Ecco allora la pretesa di emarginare e relegare il canone classico; e può anche accadere che filosofi e storici alla ricerca di visibilità si pieghino e tradiscano sé stessi e il loro sapere camuffandolo, tecnicizzandolo. Una svolta paradossale, ma visibilissima, per esempio dentro le scuole, i dipartimenti, le facoltà giuridiche: filosofi e storici del diritto a giurare che le loro non sono discipline culturali.
Così stan le cose, oggi. E lo prova, da noi, proprio il Recovery Plan che, al capitolo scuola, dispensa fondi (leggere il documento del Mef) per competenze digitali, Stem (acronimo di scienza, tecnologia, ingegneria e matematica); e poi trasferimento tecnologico, intelligenza artificiale, blockchain, big data, gamification, esperienze virtuali.

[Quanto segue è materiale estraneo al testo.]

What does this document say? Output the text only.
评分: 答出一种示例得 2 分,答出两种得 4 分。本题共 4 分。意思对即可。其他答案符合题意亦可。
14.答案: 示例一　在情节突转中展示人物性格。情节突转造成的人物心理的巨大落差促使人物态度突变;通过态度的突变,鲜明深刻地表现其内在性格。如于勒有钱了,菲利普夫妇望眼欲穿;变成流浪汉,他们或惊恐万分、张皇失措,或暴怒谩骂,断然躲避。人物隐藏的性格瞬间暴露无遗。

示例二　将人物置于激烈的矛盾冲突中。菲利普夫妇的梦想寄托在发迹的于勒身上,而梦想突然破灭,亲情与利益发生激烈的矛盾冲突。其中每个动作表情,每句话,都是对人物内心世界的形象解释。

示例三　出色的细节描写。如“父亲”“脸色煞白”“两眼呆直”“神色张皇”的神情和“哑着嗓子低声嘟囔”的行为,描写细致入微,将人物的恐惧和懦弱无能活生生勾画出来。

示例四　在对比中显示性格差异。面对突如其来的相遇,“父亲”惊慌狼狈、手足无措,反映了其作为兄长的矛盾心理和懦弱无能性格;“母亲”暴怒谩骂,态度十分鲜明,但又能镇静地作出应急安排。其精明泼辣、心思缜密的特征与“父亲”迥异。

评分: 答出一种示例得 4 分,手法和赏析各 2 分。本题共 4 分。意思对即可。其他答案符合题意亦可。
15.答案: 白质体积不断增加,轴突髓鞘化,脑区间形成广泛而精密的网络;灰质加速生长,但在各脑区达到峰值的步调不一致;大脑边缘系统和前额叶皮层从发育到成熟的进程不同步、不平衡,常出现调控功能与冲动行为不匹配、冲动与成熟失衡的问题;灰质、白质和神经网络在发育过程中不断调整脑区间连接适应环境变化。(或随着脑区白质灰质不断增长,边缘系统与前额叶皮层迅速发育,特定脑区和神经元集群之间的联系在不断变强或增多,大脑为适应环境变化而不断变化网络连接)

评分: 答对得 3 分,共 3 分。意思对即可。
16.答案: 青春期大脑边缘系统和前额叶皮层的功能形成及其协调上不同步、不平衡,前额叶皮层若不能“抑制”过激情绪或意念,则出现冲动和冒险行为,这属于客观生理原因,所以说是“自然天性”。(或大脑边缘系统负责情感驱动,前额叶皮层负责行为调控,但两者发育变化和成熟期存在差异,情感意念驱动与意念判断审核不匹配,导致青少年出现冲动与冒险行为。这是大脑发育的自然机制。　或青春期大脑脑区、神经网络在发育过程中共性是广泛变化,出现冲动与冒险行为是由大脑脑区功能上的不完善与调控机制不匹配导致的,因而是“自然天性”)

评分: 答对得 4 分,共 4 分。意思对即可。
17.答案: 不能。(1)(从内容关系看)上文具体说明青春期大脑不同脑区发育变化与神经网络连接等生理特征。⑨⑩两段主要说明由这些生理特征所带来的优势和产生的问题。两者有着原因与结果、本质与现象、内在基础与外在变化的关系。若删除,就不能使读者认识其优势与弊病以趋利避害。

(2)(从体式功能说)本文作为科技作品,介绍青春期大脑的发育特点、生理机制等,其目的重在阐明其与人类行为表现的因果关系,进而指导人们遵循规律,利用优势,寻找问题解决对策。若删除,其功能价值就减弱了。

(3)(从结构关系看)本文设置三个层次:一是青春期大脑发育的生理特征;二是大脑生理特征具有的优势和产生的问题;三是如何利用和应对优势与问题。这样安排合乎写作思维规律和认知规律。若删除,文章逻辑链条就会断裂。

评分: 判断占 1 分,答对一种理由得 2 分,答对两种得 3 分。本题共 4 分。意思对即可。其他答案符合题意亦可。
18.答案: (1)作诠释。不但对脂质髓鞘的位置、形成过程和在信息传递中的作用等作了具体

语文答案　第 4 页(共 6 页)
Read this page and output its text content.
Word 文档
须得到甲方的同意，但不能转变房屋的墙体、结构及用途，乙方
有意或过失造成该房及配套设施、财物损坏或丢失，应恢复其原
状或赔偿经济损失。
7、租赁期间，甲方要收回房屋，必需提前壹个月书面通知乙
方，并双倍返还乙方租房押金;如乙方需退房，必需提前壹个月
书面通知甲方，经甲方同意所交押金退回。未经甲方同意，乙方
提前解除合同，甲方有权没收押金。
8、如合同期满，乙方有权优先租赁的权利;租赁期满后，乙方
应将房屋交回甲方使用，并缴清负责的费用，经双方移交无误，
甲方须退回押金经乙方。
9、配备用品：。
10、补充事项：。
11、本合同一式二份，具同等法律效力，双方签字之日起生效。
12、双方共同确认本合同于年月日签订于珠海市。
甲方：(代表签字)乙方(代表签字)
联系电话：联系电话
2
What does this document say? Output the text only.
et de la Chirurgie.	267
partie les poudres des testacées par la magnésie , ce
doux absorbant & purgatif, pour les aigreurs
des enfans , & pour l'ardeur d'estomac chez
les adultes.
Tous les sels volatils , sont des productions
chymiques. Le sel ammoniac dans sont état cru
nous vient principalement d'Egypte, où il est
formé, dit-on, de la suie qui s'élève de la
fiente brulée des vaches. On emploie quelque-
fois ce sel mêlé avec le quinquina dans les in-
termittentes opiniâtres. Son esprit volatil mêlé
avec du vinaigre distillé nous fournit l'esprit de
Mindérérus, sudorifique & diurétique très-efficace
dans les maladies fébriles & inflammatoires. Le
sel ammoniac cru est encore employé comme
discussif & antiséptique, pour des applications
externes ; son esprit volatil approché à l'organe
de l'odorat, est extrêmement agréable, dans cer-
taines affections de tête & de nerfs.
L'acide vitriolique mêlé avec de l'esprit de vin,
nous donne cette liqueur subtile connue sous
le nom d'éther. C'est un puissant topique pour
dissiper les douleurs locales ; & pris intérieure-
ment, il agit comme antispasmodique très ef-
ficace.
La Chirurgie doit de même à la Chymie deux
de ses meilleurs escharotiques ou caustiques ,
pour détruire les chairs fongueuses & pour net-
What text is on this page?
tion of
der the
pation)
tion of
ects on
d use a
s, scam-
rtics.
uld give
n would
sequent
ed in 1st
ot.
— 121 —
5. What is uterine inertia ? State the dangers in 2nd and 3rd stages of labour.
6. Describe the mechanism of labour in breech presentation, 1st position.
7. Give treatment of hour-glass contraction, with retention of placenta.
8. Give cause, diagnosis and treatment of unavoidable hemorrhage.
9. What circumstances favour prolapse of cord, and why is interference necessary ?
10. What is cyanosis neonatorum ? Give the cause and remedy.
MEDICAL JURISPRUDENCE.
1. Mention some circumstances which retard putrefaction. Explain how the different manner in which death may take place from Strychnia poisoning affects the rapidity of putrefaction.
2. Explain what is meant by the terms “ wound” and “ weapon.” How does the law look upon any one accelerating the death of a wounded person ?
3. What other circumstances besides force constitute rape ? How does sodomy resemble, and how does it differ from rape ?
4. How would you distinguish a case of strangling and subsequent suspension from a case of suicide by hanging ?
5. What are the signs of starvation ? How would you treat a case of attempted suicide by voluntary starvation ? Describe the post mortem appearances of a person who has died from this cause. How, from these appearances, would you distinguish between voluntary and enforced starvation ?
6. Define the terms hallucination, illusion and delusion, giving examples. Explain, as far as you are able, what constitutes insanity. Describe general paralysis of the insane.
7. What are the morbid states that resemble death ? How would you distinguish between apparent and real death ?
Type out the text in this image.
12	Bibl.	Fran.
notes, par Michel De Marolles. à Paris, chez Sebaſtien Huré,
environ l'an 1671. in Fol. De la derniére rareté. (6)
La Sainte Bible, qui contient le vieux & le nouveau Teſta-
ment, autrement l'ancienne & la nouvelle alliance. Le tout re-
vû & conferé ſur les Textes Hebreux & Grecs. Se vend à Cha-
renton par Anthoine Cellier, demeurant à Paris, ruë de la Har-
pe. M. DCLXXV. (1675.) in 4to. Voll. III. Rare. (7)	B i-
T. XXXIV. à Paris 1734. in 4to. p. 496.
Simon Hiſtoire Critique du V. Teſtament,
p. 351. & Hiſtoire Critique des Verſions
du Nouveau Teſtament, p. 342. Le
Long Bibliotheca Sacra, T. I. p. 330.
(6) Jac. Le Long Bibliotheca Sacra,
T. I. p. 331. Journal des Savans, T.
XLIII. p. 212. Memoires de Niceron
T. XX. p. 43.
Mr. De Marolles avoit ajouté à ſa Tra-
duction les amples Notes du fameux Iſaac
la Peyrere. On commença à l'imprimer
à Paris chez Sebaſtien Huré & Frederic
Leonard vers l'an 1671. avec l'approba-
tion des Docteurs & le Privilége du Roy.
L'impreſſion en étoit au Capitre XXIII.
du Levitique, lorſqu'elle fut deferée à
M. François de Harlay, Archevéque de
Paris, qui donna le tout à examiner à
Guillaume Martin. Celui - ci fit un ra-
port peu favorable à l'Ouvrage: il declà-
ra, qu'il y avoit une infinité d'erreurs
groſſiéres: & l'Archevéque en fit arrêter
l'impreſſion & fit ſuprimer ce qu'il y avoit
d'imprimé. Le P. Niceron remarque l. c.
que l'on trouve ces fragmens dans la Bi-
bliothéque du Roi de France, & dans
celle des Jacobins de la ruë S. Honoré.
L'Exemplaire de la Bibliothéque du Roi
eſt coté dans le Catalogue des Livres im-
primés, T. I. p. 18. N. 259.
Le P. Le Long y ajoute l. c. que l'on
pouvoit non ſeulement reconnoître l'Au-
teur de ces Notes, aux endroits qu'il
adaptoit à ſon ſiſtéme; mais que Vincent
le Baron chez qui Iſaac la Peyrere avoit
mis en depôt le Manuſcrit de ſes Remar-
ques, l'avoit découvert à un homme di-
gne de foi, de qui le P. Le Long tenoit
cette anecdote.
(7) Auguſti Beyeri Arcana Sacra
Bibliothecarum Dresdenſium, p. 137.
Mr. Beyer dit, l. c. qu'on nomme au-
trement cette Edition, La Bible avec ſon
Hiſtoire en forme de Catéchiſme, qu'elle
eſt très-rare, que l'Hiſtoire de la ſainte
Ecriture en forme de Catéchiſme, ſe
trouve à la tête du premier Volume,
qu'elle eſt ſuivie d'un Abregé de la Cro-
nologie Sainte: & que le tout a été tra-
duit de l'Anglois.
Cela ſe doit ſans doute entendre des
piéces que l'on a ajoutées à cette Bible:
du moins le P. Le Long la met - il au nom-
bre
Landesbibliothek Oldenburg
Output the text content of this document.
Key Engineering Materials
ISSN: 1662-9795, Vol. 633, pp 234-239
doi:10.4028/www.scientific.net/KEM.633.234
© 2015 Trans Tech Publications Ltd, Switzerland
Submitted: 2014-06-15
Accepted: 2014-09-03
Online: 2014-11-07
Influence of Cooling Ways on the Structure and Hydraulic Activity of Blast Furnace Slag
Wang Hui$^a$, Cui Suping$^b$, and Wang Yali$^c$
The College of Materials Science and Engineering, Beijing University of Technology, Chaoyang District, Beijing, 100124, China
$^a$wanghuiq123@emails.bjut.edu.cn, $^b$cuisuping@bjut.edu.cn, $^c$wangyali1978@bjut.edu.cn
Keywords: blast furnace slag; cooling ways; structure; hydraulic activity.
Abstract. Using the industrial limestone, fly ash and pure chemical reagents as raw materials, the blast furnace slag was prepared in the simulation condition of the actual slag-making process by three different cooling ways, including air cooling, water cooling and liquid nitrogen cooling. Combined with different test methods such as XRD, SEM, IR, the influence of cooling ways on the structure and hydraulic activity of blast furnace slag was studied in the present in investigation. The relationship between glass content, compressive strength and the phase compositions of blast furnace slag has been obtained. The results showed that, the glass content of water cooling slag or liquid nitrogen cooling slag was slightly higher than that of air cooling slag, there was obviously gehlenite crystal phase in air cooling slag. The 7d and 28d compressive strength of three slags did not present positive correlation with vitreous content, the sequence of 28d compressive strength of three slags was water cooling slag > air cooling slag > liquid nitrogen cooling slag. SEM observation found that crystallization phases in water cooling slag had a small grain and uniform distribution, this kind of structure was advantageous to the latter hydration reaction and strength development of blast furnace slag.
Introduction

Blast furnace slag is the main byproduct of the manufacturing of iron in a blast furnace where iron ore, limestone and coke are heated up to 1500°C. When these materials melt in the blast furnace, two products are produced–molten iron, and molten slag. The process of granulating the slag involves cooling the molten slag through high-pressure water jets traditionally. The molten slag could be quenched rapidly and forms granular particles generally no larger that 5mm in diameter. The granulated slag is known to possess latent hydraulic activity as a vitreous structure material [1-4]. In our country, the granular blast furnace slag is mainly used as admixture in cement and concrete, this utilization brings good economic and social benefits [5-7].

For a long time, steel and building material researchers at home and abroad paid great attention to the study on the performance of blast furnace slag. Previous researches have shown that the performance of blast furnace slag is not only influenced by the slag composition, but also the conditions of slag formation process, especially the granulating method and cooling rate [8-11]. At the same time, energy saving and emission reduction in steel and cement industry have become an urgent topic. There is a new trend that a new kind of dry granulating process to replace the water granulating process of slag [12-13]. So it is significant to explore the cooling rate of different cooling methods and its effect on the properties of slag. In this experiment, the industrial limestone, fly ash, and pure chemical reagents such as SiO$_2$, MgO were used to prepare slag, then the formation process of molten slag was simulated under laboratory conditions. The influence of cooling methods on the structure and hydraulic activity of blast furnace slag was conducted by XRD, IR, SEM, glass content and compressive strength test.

I fautori della nuova formazione vogliono sostituire i libri con i video, la didattica con l’autodidattica. In più nuovi luoghi o, meglio, nuova nomenclatura: non aula ma sala riunioni, non lezione ma riunione di lavoro, non scuola ma sede, non professore ma consulente. La dimensione è questa: aziendalismo, procedurismo, economicismo. Denaro e finanza, sopra tutto; l’ansia occupazionale a trasformare l’universitas in un’agenzia di collocamento tacendo, per non perdere gli studenti-clienti, che nulla è prevedibile.
Scomparirà allora Ettore che ha il coraggio del dovere, lasciare Ilio dalle alte mura per affrontare Achille sapendo di morire, perché questo si attendono da lui i suoi concittadini e il padre suo? Scomparirà Enea che, in drammatica fuga, pur si carica sulle spalle Anchise, un vecchio malandato, cioè un inutile, ma che l’amore filiale, e ancora il dovere, esigono di salvare? Veramente sta declinando il canone classico?
No, non finirà così. I custodi della nostra tradizione la manterranno in vita e da essa, ancora una volta, dal suo ennesimo ripensamento, scaturirà il nuovo quando sapremo riprendere il nostro cammino. Intanto registriamo (in Francia però) che il 22 marzo 2021 Le Figaro ha pubblicato un appello per la difesa della cultura classica: vi hanno aderito in tanti, anche dall’Italia. La battaglia è stata portata innanzi tutto dentro i programmi scolastici; e ha l’adesione del Ministro per l’Educazione nazionale, Jean-Michel Blanquer.